You can see this here:

from @penguinpablo's reports

While the hype did bring a lot of new users into the platform, I suspect that what it mostly brought in was a lot of new alts, which can be seen in that massive and rapid spike area just as prices boomed. Just think how long it was taking Steemit Inc to approve accounts, and then how many joined in a flurry - news doesn't travel that fast for onboarding. As prices dropped (but were still around the 3 and 4 dollar mark, people suddenly "stopped joining" even though there were plenty of fiat rewards still to be had. I think the numbers of new accounts of the time are overstated and a lot fewer people have "left Steem" than the numbers indicate.

There is no way to truly know at this stage, though what I think is that people already had enough alts created and were happily abusing all the way down the price slide. However, once the effort was "too much trouble" for what it was worth, they slowly stopped posting and returned to their main accounts alone or drifted away completely.

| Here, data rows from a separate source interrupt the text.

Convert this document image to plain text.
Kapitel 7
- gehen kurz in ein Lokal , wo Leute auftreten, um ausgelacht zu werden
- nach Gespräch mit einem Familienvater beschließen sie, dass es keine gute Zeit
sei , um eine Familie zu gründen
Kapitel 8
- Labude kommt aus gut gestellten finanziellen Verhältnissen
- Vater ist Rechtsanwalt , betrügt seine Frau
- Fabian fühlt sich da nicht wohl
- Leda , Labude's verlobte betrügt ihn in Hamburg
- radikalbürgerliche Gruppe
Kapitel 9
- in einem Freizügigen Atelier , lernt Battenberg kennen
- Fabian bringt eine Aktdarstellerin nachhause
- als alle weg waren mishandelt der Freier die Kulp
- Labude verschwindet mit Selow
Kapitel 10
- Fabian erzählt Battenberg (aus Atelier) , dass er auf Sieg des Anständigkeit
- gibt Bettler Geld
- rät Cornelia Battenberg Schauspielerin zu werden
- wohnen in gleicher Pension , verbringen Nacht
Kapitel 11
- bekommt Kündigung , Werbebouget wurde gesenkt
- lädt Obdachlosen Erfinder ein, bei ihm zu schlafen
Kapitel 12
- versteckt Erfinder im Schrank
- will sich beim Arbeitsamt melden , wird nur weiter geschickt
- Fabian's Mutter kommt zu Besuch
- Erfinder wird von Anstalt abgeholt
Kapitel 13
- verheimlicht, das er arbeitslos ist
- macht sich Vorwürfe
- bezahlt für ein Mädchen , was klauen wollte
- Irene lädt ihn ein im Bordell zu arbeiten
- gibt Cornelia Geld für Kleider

While this is in the past, what I am hoping is communities and SMTs will help combat some of this kind of churn by allowing for a separation of content on the one account. Of course, it won't stop the abuse, but the EIP will still be in place to restrict it on Steem and the owned communities and SMT will have the responsibility to look after their users the UX, which will include policing and moderation.

I know that for me, I am looking forward to being able to mix up my content creation and add a lot more content transactions to the blockchain, but I am not going to do that until there is that separation from my core blog area. The reason is that once I am able to share content across communities, I am able to provide more tailored content for my audience in the niches that I and they are interested in.

While there are plenty of people interested in crypto and Steem related content, those same people are perhaps not interested in my poetry or fiction. The niche of crypto content is actually relatively small, but it is also naturally where a lot of the larger stakeholders and investors are, so it tends to get rewarded. Luckily for me, it is an area I enjoy adding my perspective toward, even if the group who appreciate the effort is relatively small.

"Small" is not a problem when it comes to communities and once they get into the swing of things, there can be all kinds of communities that form around niche content and perhaps rather than each create a token, some may choose to join forces and have a multi-niche token on separated interfaces to create cross-over demand. Of course, they can configure the token and manage the experience as they choose without stepping on any toes then.

What I do know is that Steem is a very strange place at times, but the behaviors exhibited on the chain are not unique to Steem itself - people are human. This needs to be factored into the experiences of the future and while people think that we should be Facebook already, the complication of having value available is a massive one that drives all kind of negative human trait behaviors, like greed.

Human behavior isn't going anywhere an no matter what happens on Steem, there will always be individuals who will attempt to take as much as they can, even if it is not in the best interest of the long-term success of the platform and themselves.